The Florida House of Representatives has passed legislation by an 89-25 margin that would limit Citizens Property Insurance Corp.’s ability to assess private insurers’ policyholders to make up for shortfalls at the state-backed insurer.

Sponsored by Rep. Ben Albritton, R-Wauchula, H.B. 1127 reduces the post-event assessments that Citizens can lay on other insurers’ policies in coastal zones to 2% from the current 6%, while eliminating altogether the existing 6% regular assessments on other commercial and personal lines policies.

Policies are assessed when claims exhaust Citizens’ reserves and an initial round of 15% assessments on Citizens’ own policyholders. Albritton’s bill also would change the recoupment process for any remaining deficits to be paid over time through “emergency” assessments, rather than the regular assessments that must be paid to Citizens by private insurers within one month.

The significantly reduced threat of post-event hurricane taxes is expected to make Florida a more attractive market for private insurers, many of whom fled the state both before and after a set of 2007 “reforms” that rolled back rates and required both Citizens and the state-backed Florida Hurricane Catastrophe Fund to take on an enormous amount of risk.

Of course, as with recent efforts for Cat Fund reform, which have again found themselves stalled, Citizens reform likewise has come up against resistance. In both cases, one of the major obstacles has been Rep. Dorothy Hukill, R-Port Orange, chair of the House Economic Affairs Committee. As the Wall Street Journal‘s Mary Kissel described it :

On Wednesday, Ms.
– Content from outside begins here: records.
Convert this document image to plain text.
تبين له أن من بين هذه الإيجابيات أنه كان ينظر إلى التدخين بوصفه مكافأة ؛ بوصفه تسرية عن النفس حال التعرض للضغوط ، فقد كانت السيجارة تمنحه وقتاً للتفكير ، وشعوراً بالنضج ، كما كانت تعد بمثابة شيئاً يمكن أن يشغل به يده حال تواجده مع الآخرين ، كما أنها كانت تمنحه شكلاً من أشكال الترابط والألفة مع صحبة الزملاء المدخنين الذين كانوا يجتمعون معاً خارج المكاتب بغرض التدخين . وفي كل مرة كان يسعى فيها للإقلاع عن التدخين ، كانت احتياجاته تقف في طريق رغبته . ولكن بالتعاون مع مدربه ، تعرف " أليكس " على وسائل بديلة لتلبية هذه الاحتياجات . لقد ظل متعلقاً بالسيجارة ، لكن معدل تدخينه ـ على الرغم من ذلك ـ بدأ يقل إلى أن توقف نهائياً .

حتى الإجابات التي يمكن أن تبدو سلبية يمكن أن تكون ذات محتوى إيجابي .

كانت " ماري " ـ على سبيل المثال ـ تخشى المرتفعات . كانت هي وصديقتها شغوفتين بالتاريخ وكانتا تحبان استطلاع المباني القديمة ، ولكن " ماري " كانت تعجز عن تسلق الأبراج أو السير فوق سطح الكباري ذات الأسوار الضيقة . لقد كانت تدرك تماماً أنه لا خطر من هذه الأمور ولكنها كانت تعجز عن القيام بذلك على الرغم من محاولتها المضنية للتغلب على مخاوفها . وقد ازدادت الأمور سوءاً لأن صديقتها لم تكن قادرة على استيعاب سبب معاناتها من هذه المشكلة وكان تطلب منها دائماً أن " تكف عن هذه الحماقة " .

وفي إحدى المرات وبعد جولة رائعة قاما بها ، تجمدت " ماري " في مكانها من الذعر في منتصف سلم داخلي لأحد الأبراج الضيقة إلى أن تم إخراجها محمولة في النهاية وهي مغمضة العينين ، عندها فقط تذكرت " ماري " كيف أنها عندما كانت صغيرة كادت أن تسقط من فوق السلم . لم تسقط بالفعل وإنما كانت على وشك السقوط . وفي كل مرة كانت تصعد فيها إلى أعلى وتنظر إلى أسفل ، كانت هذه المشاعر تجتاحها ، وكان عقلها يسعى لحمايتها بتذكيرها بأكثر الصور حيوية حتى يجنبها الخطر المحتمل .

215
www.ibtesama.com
Hukill introduced amendments to a catch-all insurance bill sponsored by Kissimmee Rep. Mike Horner. The original Horner bill had language that required Citizens’ applicants to get three private market quotes before obtaining taxpayer-backed insurance and limited agent commissions. The Hukill amendments erased those good ideas. Thankfully, other Citizens reform bills in the House and Senate are still moving ahead.
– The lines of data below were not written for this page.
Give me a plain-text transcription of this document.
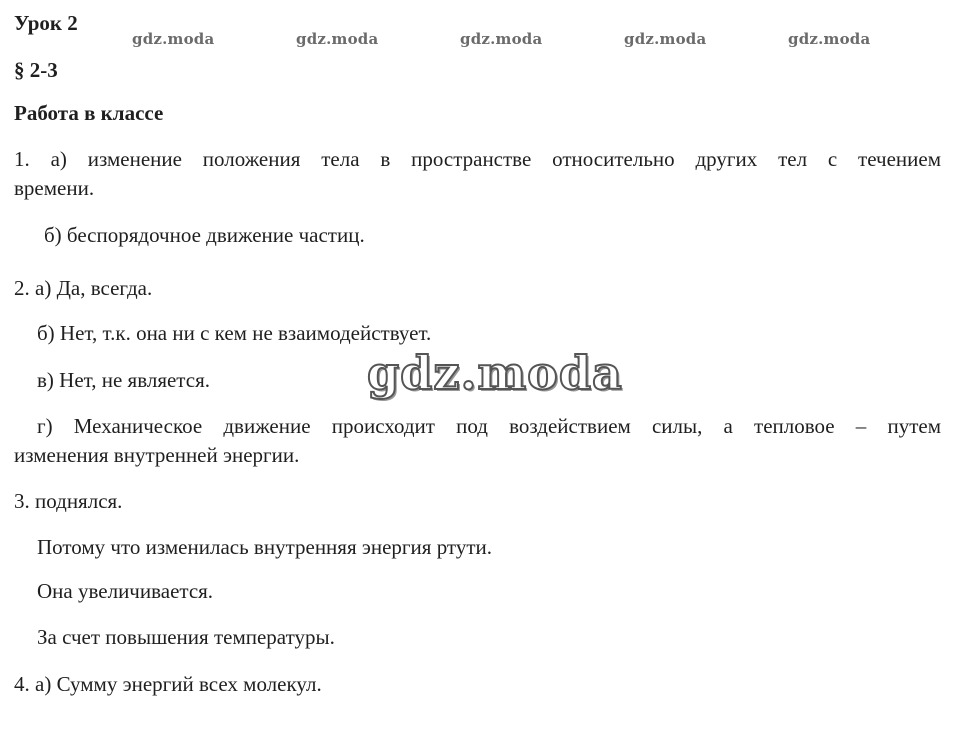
Урок 2
§ 2-3
Работа в классе
gdz.moda	gdz.moda	gdz.moda	gdz.moda	gdz.moda
1. а) изменение положения тела в пространстве относительно других тел с течением
времени.
б) беспорядочное движение частиц.
2. а) Да, всегда.
б) Нет, т.к. она ни с кем не взаимодействует.
в) Нет, не является.
г) Механическое движение происходит под воздействием силы, а тепловое – путем
изменения внутренней энергии.
3. поднялся.
Потому что изменилась внутренняя энергия ртути.
Она увеличивается.
За счет повышения температуры.
4. а) Сумму энергий всех молекул.
gdz.moda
GOP members of the Economic Affairs Committee went along with Ms. Hukill’s power play without even debating it, which was the least that should’ve been done. But the far greater sin lies with Ms. Hukill, who is term-limited in the House and running for a state Senate seat this year. She may think that opposing unpopular reforms will win her backers at the polls, but it sure doesn’t say anything positive about her leadership qualities.

Citizens has apologists on the other side of the aisle, as well. Responding to Albritton’s contentions that, even with the reduced authority to lay assessments, Citizens still has $6 billion in reserves, $3.5 billion in borrow money and the backing of the Cat Fund, said Rep. Jeff Clemens, D-Lake Worth, told the Gainesville Sun that this only demonstrated earlier warnings about Citizens’ precarious financial state were “overblown.”

“I think in private moments some of my colleagues will admit that Citizens is in better shape than many of our private insurers,” Clemens said. “Unfortunately, their ideology won’t let them admit that in public so it was refreshing to hear Rep. Albritton come out and say it.”

Of course, private insurers don’t enjoy the full-faith-and-credit of the State of Florida, nor are they able to tax their competitors’ customers when it turns out they’ve run out of money. Which is not to mention the fact that Florida would enjoy a far healthier private market were its leaders not so intent on suppressing rates for short-term political gains.

Leaving those quibbles aside, with passage of Albritton’s bill, attention now turns to its companion, S.B. 1346. That measure has cleared the Banking and Insurance Committee and two subcommittees of the Senate Budget Committee. It still must pass the full Budget Committee before it can be brought up for a vote on the Senate floor.